Les Yeux rouges (2019) – Myriam Leroy
Journaliste et romancière belge, Myriam Leroy débute sa carrière littéraire par le théâtre avant de passer au roman avec le récit inconfortable d’une amitié toxique entre deux adolescentes. L’année suivante, elle s’inspire d’une malheureuse expérience personnelle de harcèlement pour écrire Les Yeux rouges. Dans un style quasi épistolaire composé en partie de verbatims numériques, elle déroule avec réalisme l’histoire glaçante d’une journaliste de la TV belge ciblée, menacée et agressée par un de ces ignobles crétins digitaux qui déversent anonymement et quotidiennement leur bile masculiniste et raciste sur les réseaux sociaux.
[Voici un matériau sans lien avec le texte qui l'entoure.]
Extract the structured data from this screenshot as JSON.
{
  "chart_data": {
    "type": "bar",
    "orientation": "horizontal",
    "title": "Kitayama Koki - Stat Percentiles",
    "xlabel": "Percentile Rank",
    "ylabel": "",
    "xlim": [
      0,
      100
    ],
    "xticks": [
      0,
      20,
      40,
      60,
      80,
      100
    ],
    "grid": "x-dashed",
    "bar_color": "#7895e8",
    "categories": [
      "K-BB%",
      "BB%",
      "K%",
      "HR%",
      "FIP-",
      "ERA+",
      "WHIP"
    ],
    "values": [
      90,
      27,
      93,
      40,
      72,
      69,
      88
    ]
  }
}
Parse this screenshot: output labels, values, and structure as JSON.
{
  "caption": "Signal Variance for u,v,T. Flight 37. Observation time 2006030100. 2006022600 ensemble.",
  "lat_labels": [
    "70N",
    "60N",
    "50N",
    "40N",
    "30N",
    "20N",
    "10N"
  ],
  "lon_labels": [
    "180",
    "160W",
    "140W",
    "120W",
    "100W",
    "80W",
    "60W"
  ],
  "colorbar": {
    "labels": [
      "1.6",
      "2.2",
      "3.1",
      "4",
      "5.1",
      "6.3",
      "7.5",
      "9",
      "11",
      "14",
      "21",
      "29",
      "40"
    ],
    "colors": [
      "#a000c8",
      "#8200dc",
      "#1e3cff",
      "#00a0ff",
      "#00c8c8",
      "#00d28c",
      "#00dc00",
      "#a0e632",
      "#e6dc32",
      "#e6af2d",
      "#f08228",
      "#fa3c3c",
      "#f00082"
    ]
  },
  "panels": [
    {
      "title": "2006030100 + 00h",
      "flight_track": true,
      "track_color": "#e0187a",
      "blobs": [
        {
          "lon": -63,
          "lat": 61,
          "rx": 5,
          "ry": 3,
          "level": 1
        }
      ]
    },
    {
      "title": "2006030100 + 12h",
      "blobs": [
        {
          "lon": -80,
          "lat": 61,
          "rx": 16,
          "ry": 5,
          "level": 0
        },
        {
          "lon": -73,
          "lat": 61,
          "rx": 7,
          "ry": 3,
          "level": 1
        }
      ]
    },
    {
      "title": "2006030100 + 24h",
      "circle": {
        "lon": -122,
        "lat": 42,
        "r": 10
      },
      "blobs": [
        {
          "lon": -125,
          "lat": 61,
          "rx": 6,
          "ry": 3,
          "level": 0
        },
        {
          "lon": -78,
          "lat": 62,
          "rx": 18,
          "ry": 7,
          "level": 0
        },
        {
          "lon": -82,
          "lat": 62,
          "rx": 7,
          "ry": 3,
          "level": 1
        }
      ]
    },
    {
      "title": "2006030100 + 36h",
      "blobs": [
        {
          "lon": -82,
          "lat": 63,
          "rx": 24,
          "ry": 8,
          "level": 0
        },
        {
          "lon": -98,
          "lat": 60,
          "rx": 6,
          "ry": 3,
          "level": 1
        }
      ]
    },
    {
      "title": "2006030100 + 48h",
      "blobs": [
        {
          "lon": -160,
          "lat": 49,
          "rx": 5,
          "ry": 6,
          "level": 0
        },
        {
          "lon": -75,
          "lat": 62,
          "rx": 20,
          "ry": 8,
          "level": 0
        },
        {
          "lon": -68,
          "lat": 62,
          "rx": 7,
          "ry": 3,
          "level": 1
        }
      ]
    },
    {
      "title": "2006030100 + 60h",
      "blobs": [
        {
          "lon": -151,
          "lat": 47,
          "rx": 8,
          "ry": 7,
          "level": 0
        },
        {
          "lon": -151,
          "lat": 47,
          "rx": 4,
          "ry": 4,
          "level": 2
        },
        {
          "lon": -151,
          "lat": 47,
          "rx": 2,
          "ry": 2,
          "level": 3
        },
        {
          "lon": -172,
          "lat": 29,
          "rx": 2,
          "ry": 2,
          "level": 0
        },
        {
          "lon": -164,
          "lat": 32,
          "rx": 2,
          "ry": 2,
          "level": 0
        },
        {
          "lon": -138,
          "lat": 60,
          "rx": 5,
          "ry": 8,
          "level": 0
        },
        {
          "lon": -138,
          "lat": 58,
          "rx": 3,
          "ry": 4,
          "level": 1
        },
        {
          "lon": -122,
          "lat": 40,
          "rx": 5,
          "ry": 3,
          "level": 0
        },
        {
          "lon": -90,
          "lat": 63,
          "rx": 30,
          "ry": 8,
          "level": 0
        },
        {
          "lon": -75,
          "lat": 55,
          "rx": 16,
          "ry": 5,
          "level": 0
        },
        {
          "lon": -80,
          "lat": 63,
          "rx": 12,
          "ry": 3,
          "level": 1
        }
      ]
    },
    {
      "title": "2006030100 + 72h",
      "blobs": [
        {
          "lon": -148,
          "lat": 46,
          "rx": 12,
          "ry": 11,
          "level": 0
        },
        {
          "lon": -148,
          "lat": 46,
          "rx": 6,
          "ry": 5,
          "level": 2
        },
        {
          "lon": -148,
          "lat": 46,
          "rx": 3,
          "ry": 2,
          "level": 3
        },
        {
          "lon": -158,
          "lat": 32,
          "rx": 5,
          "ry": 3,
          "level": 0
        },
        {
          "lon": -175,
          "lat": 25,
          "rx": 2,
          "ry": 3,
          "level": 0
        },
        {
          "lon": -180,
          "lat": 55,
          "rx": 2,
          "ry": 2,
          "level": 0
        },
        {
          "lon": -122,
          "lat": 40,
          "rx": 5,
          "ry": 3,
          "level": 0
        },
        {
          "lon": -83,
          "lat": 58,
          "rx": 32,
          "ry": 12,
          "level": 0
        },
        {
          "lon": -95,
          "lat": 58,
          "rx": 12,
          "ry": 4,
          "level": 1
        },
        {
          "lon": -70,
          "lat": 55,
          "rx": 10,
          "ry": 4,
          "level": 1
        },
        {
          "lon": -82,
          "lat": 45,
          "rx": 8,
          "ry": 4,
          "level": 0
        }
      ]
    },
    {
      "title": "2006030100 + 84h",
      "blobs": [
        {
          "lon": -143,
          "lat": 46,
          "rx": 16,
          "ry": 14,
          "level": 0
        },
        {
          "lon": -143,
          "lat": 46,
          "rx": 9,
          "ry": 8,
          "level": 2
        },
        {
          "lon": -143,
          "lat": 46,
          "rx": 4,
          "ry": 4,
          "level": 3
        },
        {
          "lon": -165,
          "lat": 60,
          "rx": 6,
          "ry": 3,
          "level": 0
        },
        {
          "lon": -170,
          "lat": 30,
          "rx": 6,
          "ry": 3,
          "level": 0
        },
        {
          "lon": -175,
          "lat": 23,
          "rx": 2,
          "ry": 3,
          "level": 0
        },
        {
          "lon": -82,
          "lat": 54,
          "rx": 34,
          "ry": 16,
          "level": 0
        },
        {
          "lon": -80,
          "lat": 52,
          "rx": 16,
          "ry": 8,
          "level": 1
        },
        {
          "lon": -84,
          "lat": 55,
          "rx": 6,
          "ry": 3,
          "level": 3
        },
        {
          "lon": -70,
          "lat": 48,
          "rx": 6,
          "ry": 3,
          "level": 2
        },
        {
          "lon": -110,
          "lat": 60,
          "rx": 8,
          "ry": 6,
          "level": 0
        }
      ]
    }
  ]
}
L’Année du singe (2020) – Patti Smith
Figure de proue du punk intello new-yorkais de la fin des seventies, Patti Smith est avant tout une artiste complète doublée d’une poétesse qui a choisi d’électrifier ses vers pour mieux les déclamer. Entrée depuis longtemps au patrimoine du rock et de la pop culture, elle est également l’autrice accomplie de plusieurs recueils de poésie et de photographie, d’essais et surtout de magnifiques romans autobiographiques. Publié en 2020, L’Année du singe entre justement dans cette dernière catégorie qu’elle prise particulièrement. Lors de cette errance à la fois existentielle et onirique, Patti se souvient avec mélancolie, digresse avec fantaisie, pleure des amis disparus et guette les signes d’un temps qui passe, inexorablement.
Les Éclats (2023) – Brett Easton Ellis
Cynique et nihiliste pour certains, brillant et clairvoyant pour d’autres, Brett Easton Ellis s’est fait une spécialité de ne jamais laissé personne insensible à ce qu’il écrit. Propulsé à 21 ans au rang de nouvelle star du roman US avec un premier roman croquant avec cruauté la vacuité d’un groupe d’étudiants blancs et aisés, il passe à la postérité six ans plus tard avec une histoire de tueur psychopathe d’une violence rarement atteinte. Septième roman seulement en près de quarante ans de carrière, Les Éclats marque aujourd’hui son retour à l’autofiction en exhumant d’une plume toujours aussi tranchante un terrible événement fondateur survenu durant sa jeunesse dorée californienne.